La Constitución, como norma fundamental de la nación, es la diosa suprema del ordenamiento jurídico, social, económico y político de la República Dominicana. Ninguna ley, ya sea adjetiva, orgánica o especial, puede reñir con sus disposiciones.
Ciertamente, todas las reglas jurídicas, tales como las leyes, decretos, resoluciones, reglamentos, actos, sentencias, ordenanzas tienen que someterse al orden establecido por la Constitución.
Y cualquiera de esas normas, sin importar las circunstancias que se presenten, que entre en contradicción con la diosa jurídica, es nula de nulidad absoluta. Así lo consagra el artículo 6 de la Constitución.
Todos los poderes, ya sea el Legislativo, el Ejecutivo o el Judicial; o los extra-poderes, como el Tribunal Constitucional (TC) y el Tribunal Superior Electoral (TSE), así como los órganos administrativos centralizados o descentralizados del Estado están en la obligación, según sus competencias y atribuciones, de declarar la nulidad de los actos, actuaciones y regulaciones que entren en contradicción con la Carta Magna.
Ninguno de esos poderes, órganos y organismos debe, bajo pretextos coyunturales y complacientes, negarse a cumplir su imperativo categórico, al modo del filósofo alemán Inmanuel Kant, de garantizar el orden constitucional establecido.
Incurriría en faltas graves y permitirían que el sistema se corrompa y se desacredite hasta el grado de que los ciudadanos no confíen en ellos ni en el orden social en que viven.
Lamentablemente, esos efectos de la desconfianza en las autoridades se están generalizando en el país, producto precisamente del dejar hacer y dejar pasar y de actuar según las conveniencias de grupos económicos y partidos políticos. Cuando la cabeza anda mal, todo el cuerpo sufre.

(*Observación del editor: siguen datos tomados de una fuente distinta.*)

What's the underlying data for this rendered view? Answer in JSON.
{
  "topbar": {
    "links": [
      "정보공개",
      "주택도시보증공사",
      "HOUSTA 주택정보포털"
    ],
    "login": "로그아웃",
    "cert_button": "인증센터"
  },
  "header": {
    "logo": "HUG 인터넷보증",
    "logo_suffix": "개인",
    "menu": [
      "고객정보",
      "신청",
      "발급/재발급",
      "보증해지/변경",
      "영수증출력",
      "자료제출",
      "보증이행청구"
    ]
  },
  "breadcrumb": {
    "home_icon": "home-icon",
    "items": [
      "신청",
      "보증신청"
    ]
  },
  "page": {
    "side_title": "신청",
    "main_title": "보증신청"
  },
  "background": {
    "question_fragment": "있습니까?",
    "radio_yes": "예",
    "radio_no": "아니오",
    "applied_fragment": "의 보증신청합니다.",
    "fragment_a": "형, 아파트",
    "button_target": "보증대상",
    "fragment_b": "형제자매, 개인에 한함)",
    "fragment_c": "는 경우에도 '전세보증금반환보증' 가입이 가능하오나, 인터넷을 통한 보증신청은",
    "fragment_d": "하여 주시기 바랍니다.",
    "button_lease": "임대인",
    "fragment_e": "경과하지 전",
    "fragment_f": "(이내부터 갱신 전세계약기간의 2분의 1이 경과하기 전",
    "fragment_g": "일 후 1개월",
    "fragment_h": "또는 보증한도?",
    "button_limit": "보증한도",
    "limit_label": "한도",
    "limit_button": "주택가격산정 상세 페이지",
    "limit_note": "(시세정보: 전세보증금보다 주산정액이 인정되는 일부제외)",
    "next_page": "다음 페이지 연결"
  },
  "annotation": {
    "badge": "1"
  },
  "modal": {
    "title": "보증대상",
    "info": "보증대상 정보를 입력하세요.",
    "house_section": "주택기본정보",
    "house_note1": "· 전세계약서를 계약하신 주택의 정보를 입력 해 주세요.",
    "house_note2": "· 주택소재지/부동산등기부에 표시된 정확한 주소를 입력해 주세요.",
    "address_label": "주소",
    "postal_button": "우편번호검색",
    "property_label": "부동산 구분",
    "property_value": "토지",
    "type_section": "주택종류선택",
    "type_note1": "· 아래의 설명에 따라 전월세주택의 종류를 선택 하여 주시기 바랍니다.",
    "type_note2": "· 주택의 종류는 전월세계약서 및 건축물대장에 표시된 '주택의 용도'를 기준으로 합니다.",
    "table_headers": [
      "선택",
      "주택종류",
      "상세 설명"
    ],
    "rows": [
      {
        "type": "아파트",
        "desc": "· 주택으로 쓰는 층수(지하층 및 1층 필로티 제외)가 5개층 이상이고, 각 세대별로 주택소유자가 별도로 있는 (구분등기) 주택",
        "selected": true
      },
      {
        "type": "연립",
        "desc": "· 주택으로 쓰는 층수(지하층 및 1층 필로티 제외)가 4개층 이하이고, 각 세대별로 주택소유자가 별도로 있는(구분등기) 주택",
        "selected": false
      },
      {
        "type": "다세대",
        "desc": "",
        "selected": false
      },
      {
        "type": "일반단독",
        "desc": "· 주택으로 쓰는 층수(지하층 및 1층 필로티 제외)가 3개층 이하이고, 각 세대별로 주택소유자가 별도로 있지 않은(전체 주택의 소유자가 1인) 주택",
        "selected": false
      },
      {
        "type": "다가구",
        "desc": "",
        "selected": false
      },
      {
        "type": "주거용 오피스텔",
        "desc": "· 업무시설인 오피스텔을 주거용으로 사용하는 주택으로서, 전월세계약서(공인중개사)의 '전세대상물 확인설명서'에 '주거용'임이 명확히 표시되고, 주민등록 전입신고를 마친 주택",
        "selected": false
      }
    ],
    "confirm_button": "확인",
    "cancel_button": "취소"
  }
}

Hemos afirmado muchas veces que un funcionario que viola la Constitución y, por tanto, la dignidad humana y demás derechos fundamentales de las personas, comprobado por sentencias con autoridad de la cosa irrevocablemente juzgada, debe renunciar al cargo que ocupa o ser desvinculado de inmediato de la función pública. Y los sectores vivos de la sociedad tienen que jugar su rol de denunciantes de los conculcadores de derechos y exigir su destitución por los medios legales existentes.
Jürgen Habermas nos ha enseñado que, en un régimen democrático, todos somos intérpretes de la Constitución. Nadie tiene el monopolio en ese sentido, aunque el TC, conforme al artículo 184 del Pacto Político, es el máximo en ese ejercicio, y tiene la última palabra en ese sentido.
Todos podemos y debemos participar en la necesaria y urgente tarea de respetar y hacer respetar los principios, valores y normas de la Constitución, que es nuestra diosa suprema del ordenamiento jurídico.